We addressed the problem of how to make the visualization of large-scale models feasible in VR. Therefore, we developed a Pytorch module to allow the optimized visualization of almost arbitrary computational graphs in Unity including branches and joints. In the client-server approach the Python server handles the network architecture using Pytorch. The ability to quickly visualize large-scale networks in 3D will probably make immersive approaches more relevant to the deep learning community. The software targets developers and researchers, as well as newcomers to deep learning.
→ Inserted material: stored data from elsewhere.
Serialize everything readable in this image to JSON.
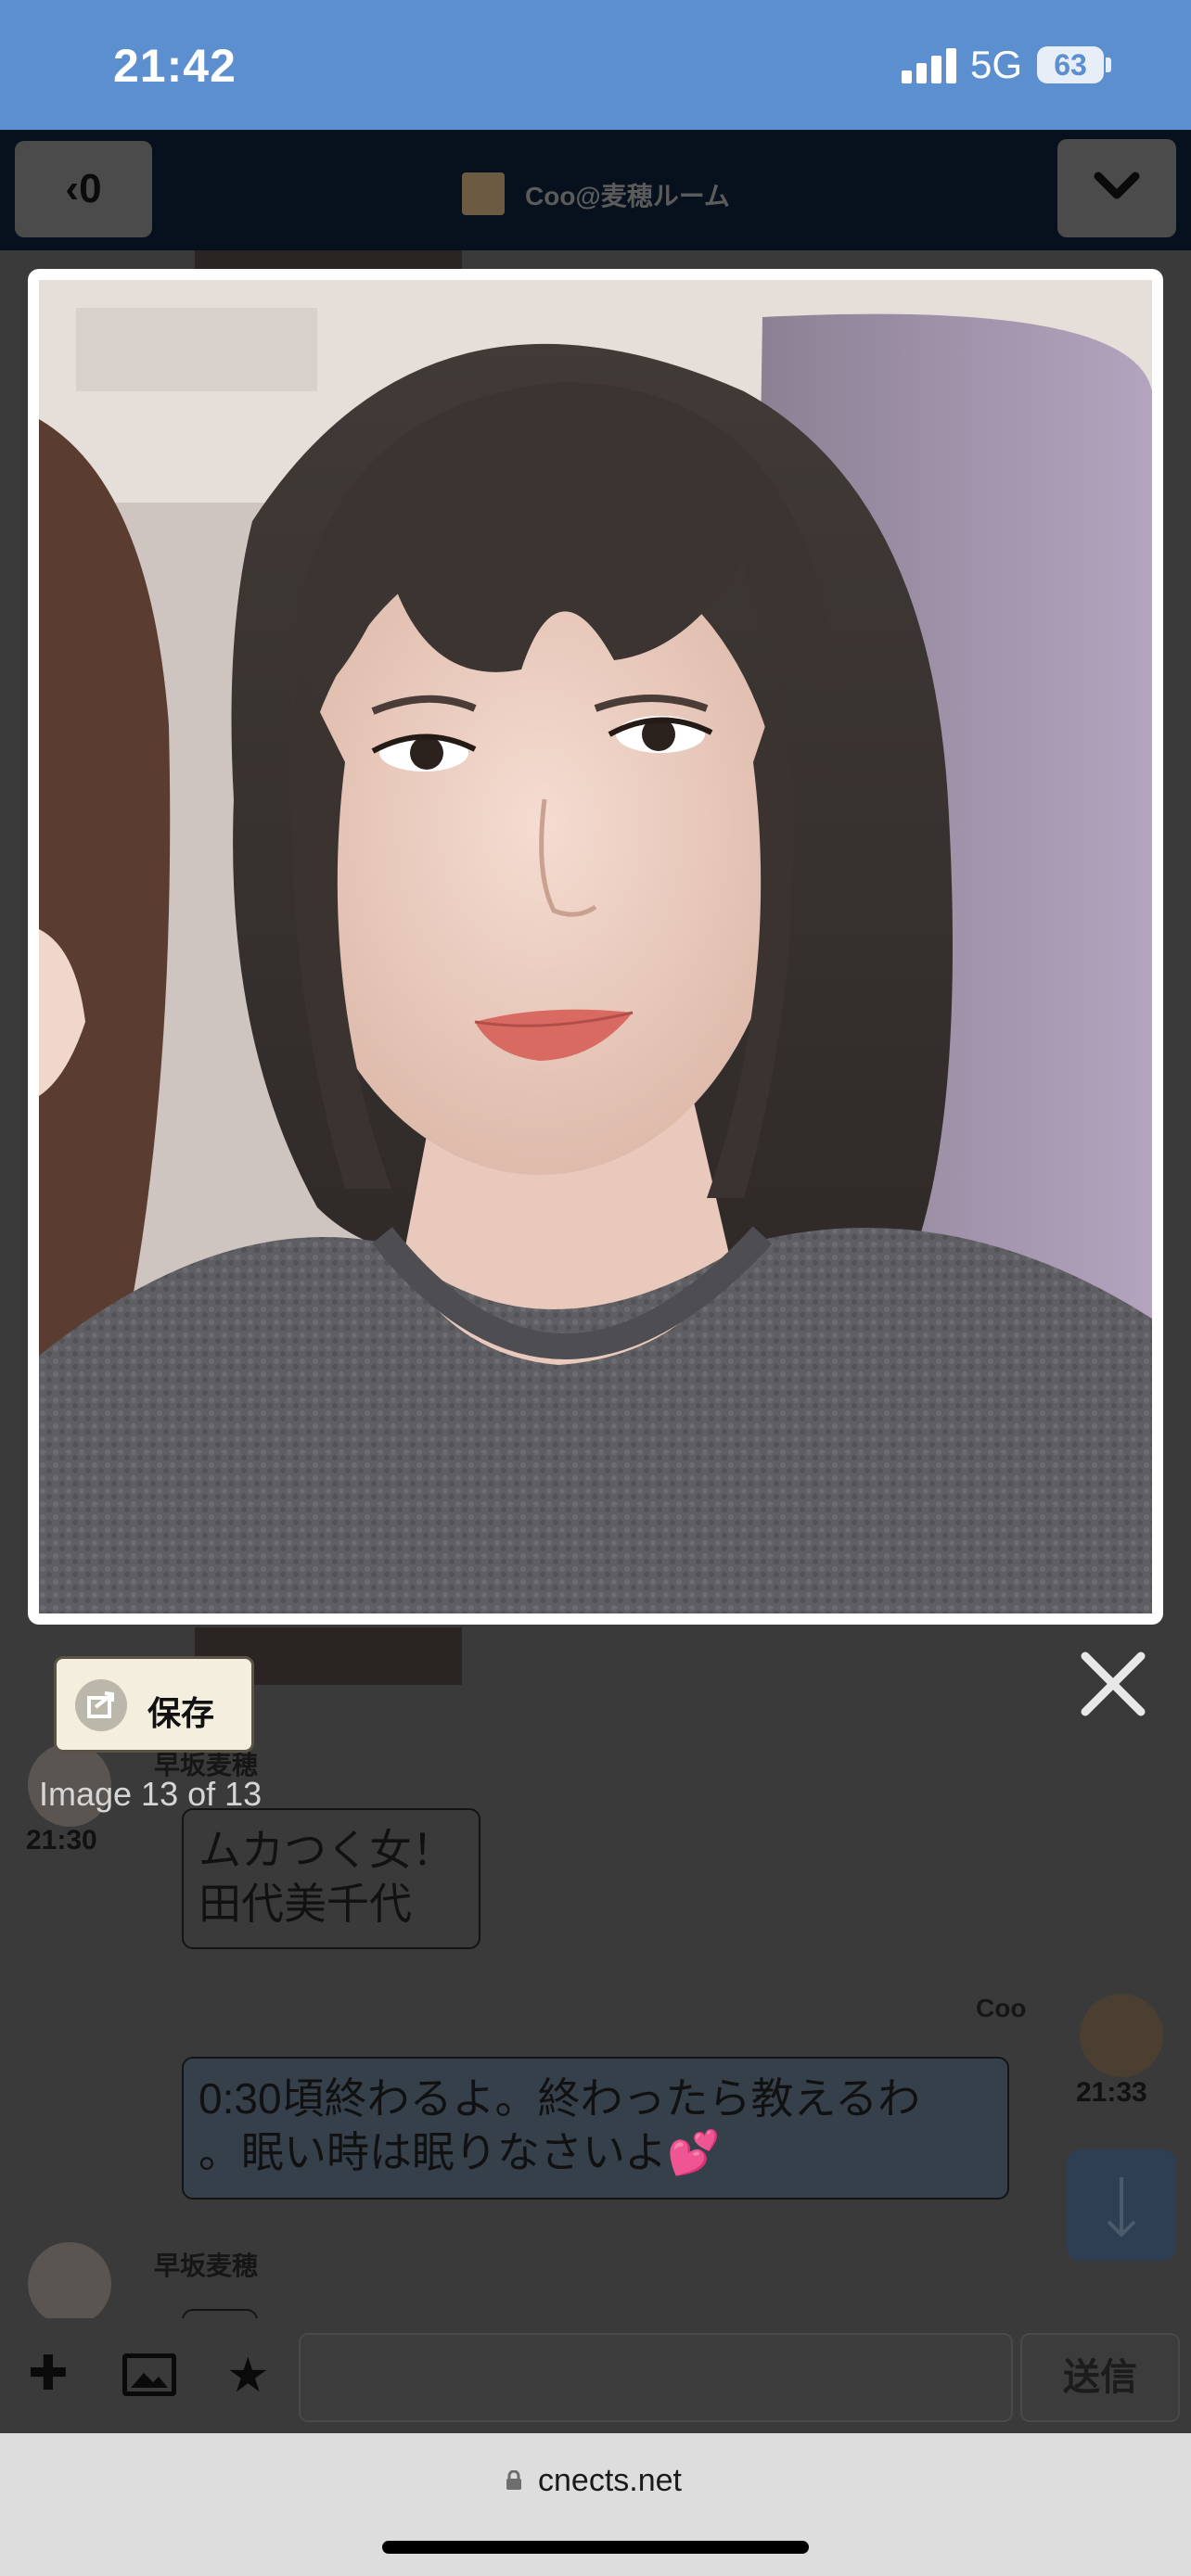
{
  "status_bar": {
    "time": "21:42",
    "network": "5G",
    "battery": "63"
  },
  "chat_header": {
    "back_label": "0",
    "room_title": "Coo@麦穂ルーム"
  },
  "messages": [
    {
      "sender": "早坂麦穂",
      "time": "21:30",
      "text_lines": [
        "ムカつく女！",
        "田代美千代"
      ]
    },
    {
      "sender": "Coo",
      "time": "21:33",
      "text_lines": [
        "0:30頃終わるよ。終わったら教えるわ",
        "。眠い時は眠りなさいよ💕"
      ]
    },
    {
      "sender": "早坂麦穂"
    }
  ],
  "input_bar": {
    "send_label": "送信"
  },
  "browser": {
    "url": "cnects.net"
  },
  "lightbox": {
    "save_label": "保存",
    "counter": "Image 13 of 13"
  }
}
In a use case study, we analyzed how CNNs memorize images. We trained the architectures CovidResNet and CovidDenseNet on the Caltech101 and the SARS-CoV-2 datasets using three different training strategies to get models with different generalization abilities. For getting bad generalizing models we proposed a new training method where we trained with multiple copies of the training data, random labels and some additive white noise to make the copies distinguishable. Using the visualization software we concluded that the CNNs memorized images based on high-frequency patterns. It appears that CNNs can contain subnetworks, that are susceptible to specific local pixel arrangements. These findings nourish the threat of adversarial attacks. The use case study motivates the usage of regularization techniques like dropout, blurring of feature maps or adding random noise to them. We also suggest new measures to make it harder for the network to memorize images involving the combination of deep learning with handcrafted filter kernels.

The ability to visualize popular, state-of-the-art architectures raises new questions for future work. With the visualization embedded in a 3D world space it seems convenient to consider machine learning problems with 3D input data such as in pose estimation [38, 39]. Applying a 3D visual analysis system would be interesting, because not only the networks, but also the input data can be shown in 3D. Another point for future work is the visualization of statistical variations in network features. The visualization could be extended to make these variations accessible to the user. Also, one could combine feature maps using PCA [40, 41]. Another idea is to cluster the channels according to the cross-correlation of their filter outputs. This could further improve the presentation of the feature space and illustrate the semantic connections between different channels.